Tribunal Administratif de Montreuil — Décision N° TA93-2201925

mercredi 19 avril 2023

JuridictionTribunal Administratif de Montreuil
SectionTribunal Administratif de Montreuil
N° DossierTA93-2201925
TypeDécision
RecoursExcès de pouvoir
Formation6ème chambre
Avocat requérantCHRISTOPHEL

Texte intégral

Vu la procédure suivante :

Par une requête, enregistrée le 3 février 2022, M. A C, représenté par Me Christophel, demande au tribunal :

1°) de l'admettre au bénéfice de l'aide juridictionnelle provisoire dans l'attente de la décision du bureau d'aide juridictionnelle ;

2°) d'annuler l'arrêté du 28 septembre 2021 par lequel le préfet de la Seine-Saint-Denis a refusé de lui délivrer un titre de séjour, l'a obligé à quitter le territoire français dans un délai de trente jours, et a fixé le pays de destination ;

3°) d'enjoindre au préfet de la Seine-Saint-Denis de lui délivrer un titre de séjour portant la mention " vie privée et familiale " et une autorisation provisoire de séjour portant autorisation de travail durant cet examen sous astreinte de 100 euros par jour de retard ou, à défaut, de réexaminer sa situation dans un délai de quinze jours à compter de la notification du jugement à intervenir et de lui délivrer durant cet examen une autorisation provisoire de séjour portant autorisation de travail sous astreinte de 100 euros par jour de retard ;

4°) de mettre à la charge de l'Etat le versement à son conseil de la somme de 1 200 euros au titre de l'article L. 761-1 du code de justice administrative, qui déclare dans ce cas renoncer au bénéfice de l'aide juridictionnelle par application de l'article 37 de la loi du 10 juillet 1991.

Il soutient que :

- l'arrêté contesté est entaché d'incompétence ;

- en examinant la demande sur le fondement de l'article L. 423-21 du code de l'entrée et du séjour des étrangers et du droit d'asile, alors qu'elle a été présentée sur celui de l'article

L. 423-22 du même code, le préfet a entaché la décision de refus de séjour d'un défaut de motivation en droit et d'un défaut d'examen de la situation de l'intéressé ;

- la décision de refus de séjour est entachée d'une erreur d'appréciation en tant qu'il justifie remplir l'ensemble des conditions prévues par l'article L. 423-22 du code de l'entrée et du séjour des étrangers et du droit d'asile ;

- elle a méconnu les stipulations de l'article 8 de la convention européenne de sauvegarde des droits de l'homme et des libertés fondamentales ;

- l'obligation de quitter le territoire français est illégale du fait de l'illégalité de la décision de refus de séjour ;

- elle est entachée d'une insuffisance de motivation ;

- elle a méconnu les stipulations de l'article 8 de la convention européenne de sauvegarde des droits de l'homme et des libertés fondamentales.

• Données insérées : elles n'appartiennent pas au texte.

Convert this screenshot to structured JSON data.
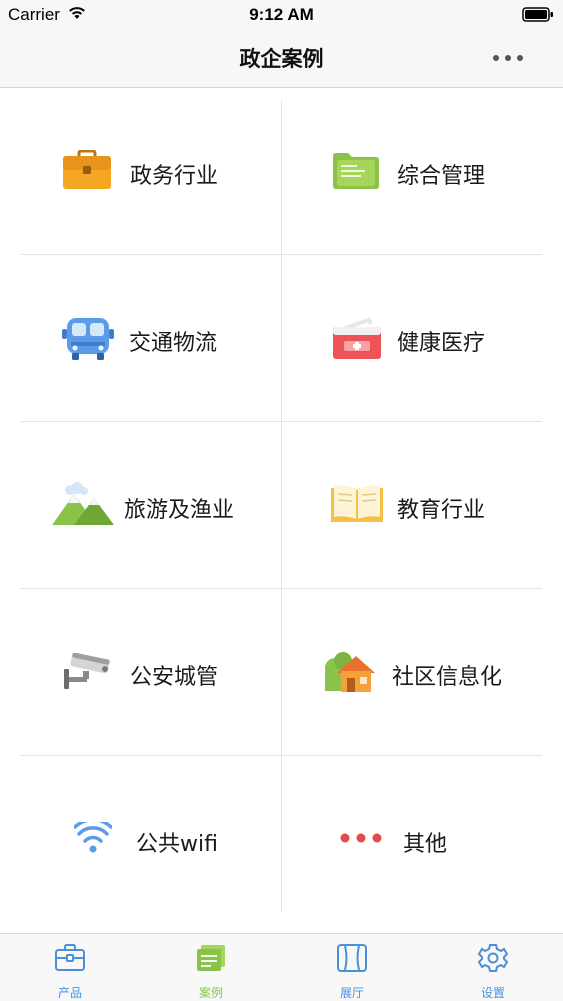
{
  "status_bar": {
    "carrier": "Carrier",
    "time": "9:12 AM"
  },
  "nav": {
    "title": "政企案例"
  },
  "categories": [
    {
      "label": "政务行业",
      "icon": "briefcase-icon"
    },
    {
      "label": "综合管理",
      "icon": "folder-icon"
    },
    {
      "label": "交通物流",
      "icon": "bus-icon"
    },
    {
      "label": "健康医疗",
      "icon": "medical-kit-icon"
    },
    {
      "label": "旅游及渔业",
      "icon": "mountain-icon"
    },
    {
      "label": "教育行业",
      "icon": "open-book-icon"
    },
    {
      "label": "公安城管",
      "icon": "security-camera-icon"
    },
    {
      "label": "社区信息化",
      "icon": "house-icon"
    },
    {
      "label": "公共wifi",
      "icon": "wifi-icon"
    },
    {
      "label": "其他",
      "icon": "ellipsis-icon"
    }
  ],
  "tabs": [
    {
      "label": "产品",
      "icon": "briefcase-outline-icon"
    },
    {
      "label": "案例",
      "icon": "document-stack-icon",
      "active": true
    },
    {
      "label": "展厅",
      "icon": "door-icon"
    },
    {
      "label": "设置",
      "icon": "gear-icon"
    }
  ],
  "colors": {
    "accent": "#4a90d9",
    "active_tab": "#8bc34a",
    "divider": "#e3e3e3"
  }
}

M. C a été admis au bénéfice de l'aide juridictionnelle totale par décision du bureau d'aide juridictionnelle près le tribunal judiciaire de Bobigny en date du 22 août 2022.

La requête a été communiquée au préfet de la Seine-Saint-Denis, qui n'a pas produit de mémoire en défense.

La clôture de l'instruction a été fixée au 3 mars 2023 par une ordonnance du même jour, en application des dispositions des articles R. 611-11-1 et R. 613-1 du code de justice administrative.

Vu les autres pièces du dossier.

Vu :

- le code de l'entrée et du séjour des étrangers et du droit d'asile ;

- le code des relations entre le public et l'administration ;

- le code de justice administrative.

Les parties ont été régulièrement averties du jour de l'audience.

Le président de la formation de jugement a dispensé le rapporteur public, sur sa proposition, de prononcer des conclusions à l'audience.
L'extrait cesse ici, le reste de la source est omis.